Exgerente de campaña de Trump se entrega al FBI por “Rusiagate”

Washington a 30 de Octubre de 2017.- Paul Manafort, exjefe de la campaña electoral del presidente estadounidense Donald Trump, se entregó este lunes a las autoridades acusado de cargos que incluyen conspirar contra Estados Unidos y lavado de dinero.

Los cargos son los primeros derivados de la investigación que encabeza el fiscal especial Robert Mueller sobre lazos entre la campaña de Trump y Rusia.

Manafort y su antiguo socio Rick Gates se entregaron a las autoridades federales y se espera comparezcan ante la corte más tarde este lunes para enfrentar los cargos.

La imputación presentada en una corte federal en Washington detalla 12 cargos, incluyendo conspiración contra Estados Unidos, conspiración para lavar dinero, actuar como un agente extranjero no registrado y varios relacionados con no reportar cuentas bancarias en el extranjero.

El documento dice que el dinero fue movido a través de cuentas bancarias ocultas en Chipre, San Vicente y las Granadinas y las Islas Seychelles. En total, más de 75 millones de dólares pasaron por esas cuentas. Manafort está acusado de lavar más de 18 millones de dólares.

Manafort, de 68 años, fue despedido como jefe de la campaña de Trump en agosto tras conocerse que había orquestado una operación encubierta de cabildeo en favor de intereses pro rusos en Ucrania. The Associated Press reportó que Manafort representó además a un millonario ruso hace un decenio con el interés de promover los intereses del presidente ruso Vladimir Putin.

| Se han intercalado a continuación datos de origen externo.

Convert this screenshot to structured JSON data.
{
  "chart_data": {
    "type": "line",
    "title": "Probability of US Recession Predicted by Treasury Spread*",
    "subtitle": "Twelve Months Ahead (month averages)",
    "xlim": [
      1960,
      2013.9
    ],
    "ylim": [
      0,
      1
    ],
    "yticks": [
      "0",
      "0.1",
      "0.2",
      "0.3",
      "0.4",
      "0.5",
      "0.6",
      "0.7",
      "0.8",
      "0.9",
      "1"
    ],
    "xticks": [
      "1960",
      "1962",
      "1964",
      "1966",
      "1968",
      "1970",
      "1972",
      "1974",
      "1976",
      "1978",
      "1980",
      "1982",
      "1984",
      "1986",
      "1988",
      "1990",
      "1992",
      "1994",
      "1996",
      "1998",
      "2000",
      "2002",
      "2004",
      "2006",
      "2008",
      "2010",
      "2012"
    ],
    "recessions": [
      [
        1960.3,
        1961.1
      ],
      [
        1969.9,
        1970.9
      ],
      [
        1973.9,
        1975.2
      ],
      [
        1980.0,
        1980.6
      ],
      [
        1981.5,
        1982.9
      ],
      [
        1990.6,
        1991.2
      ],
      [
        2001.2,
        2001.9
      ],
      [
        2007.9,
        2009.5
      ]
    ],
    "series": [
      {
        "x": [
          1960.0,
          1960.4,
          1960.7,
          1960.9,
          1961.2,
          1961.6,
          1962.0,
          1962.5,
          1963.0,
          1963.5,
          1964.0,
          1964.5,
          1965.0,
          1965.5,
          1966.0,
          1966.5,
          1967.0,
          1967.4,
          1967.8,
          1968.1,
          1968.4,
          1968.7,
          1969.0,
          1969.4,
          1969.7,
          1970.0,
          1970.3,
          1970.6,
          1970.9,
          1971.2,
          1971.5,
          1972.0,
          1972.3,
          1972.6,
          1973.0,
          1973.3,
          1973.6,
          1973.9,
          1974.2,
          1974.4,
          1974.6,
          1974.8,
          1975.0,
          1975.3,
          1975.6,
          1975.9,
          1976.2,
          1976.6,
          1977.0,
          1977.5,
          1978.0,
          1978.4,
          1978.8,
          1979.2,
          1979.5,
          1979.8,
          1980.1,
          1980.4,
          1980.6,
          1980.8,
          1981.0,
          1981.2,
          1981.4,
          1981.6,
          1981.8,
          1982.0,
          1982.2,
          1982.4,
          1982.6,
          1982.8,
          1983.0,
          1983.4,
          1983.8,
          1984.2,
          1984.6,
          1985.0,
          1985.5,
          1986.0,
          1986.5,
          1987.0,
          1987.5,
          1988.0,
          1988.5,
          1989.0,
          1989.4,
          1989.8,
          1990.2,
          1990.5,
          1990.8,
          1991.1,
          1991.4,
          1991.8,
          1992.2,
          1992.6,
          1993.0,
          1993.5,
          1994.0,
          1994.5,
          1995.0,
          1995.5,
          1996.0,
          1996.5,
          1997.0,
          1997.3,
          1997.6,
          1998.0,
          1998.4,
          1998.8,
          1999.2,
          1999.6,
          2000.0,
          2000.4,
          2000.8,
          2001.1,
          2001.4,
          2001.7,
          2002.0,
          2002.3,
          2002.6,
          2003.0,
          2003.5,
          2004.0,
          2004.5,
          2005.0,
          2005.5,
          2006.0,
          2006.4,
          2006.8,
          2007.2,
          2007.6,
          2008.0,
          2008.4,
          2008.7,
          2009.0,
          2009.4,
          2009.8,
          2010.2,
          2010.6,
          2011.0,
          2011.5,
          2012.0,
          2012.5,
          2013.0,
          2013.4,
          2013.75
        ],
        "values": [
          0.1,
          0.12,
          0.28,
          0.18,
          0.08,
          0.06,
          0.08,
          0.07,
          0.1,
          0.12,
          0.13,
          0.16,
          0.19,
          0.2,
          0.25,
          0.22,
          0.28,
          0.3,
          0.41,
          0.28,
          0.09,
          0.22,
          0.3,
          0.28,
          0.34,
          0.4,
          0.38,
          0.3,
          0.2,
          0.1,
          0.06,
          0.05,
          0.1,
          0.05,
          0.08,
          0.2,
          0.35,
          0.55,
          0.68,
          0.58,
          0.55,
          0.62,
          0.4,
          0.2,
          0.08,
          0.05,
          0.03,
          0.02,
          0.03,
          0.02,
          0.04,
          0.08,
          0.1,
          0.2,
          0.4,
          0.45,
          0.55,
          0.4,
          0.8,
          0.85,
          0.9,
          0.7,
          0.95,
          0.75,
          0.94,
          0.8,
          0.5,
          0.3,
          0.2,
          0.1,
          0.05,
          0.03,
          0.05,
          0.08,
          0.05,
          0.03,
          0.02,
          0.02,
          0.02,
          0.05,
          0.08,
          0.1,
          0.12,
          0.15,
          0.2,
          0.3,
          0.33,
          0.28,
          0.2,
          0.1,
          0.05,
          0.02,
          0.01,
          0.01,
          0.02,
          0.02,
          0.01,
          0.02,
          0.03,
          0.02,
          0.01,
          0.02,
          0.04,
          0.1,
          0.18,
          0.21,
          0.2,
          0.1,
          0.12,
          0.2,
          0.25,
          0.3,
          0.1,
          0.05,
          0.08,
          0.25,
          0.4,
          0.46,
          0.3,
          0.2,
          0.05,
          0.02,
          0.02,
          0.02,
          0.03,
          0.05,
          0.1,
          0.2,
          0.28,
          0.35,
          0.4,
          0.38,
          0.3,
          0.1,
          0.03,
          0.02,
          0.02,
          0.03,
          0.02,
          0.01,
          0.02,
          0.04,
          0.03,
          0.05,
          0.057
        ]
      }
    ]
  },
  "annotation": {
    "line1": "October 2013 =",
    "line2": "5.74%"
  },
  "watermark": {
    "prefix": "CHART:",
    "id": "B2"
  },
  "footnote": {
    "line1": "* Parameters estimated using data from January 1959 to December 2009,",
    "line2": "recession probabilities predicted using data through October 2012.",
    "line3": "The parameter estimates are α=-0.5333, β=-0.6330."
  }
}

Mueller fue designado como fiscal especial en mayo para dirigir la investigación del Departamento de Justicia sobre si el Kremlin trabajó con asociados de la campaña de Trump para interferir con las elecciones presidenciales.

El nombramiento se produjo una semana después del despido de James Comey, que como director del FBI dirigía la investigación, y siguió además la decisión meses antes del secretario de Justicia Jeff Sessions de recusarse de la pesquisa.

Los investigadores se han centrado en asociados como Manafort, cuya casa fue allanada en julio por agentes federales en busca de documentos bancarios internacionales y de impuestos, y el exasesor de seguridad nacional Michael Flynn, que se vio obligado a renunciar en febrero luego que funcionarios de la Casa Blanca dijeron que les mintió sobre su conversación con el embajador ruso en Estados Unidos.

La pesquisa de Mueller ha alcanzado también la Casa Blanca, con el fiscal examinando las circunstancias del despido de Comey. Los investigadores han solicitado numerosos documentos de la Casa Blanca sobre importantes acciones desde que Trump asumió la presidencia y han entrevistado a numerosos funcionarios y exfuncionarios.

Manafort usó propiedades para lavar dinero: Mueller

Durante los últimos cinco años, Paul Manafort, ha estado en un frenesí inmobiliario, invirtiendo en propiedades desde Nueva York hasta California, y luego sacando grandes préstamos contra algunas de ellas.

Resulta que, de acuerdo con el fiscal general Robert Mueller, Manafort estaba usando las propiedades para lavar dinero que ganó trabajando para políticos ucranianos.

Por ejemplo, en 2012, una compañía controlada por Manafort compró un departamento en el barrio de Soho de Nueva York por 2.85 millones de dólares, canalizado a través de cuentas en Chipre, según la acusación.

Alquiló la propiedad, pero al solicitar un préstamo bancario, supuestamente declaró falsamente que su hija y su yerno vivían allí. En marzo de 2016, el banco le prestó a Manafort 3.18 millones de dólares, según el gobierno de Estados Unidos.

Una entidad controlada por Manafort también pagó alrededor de 3 millones de dólares por una casa de varios pisos en Brooklyn en 2012, otra vez utilizando dinero de cuentas de Chipre. En 2016, obtuvo un préstamo de 5 millones de dólares, prometiendo usar 1.4 millones para construcción. En cambio, utilizó el dinero para pagar otra hipoteca y para hacer un pago inicial por una propiedad en California, dice la acusación.

El dinero provenía de cuentas bancarias que Manafort tenía fuera de Estados Unidos y que no declaró a las autoridades fiscales estadounidenses, según la acusación.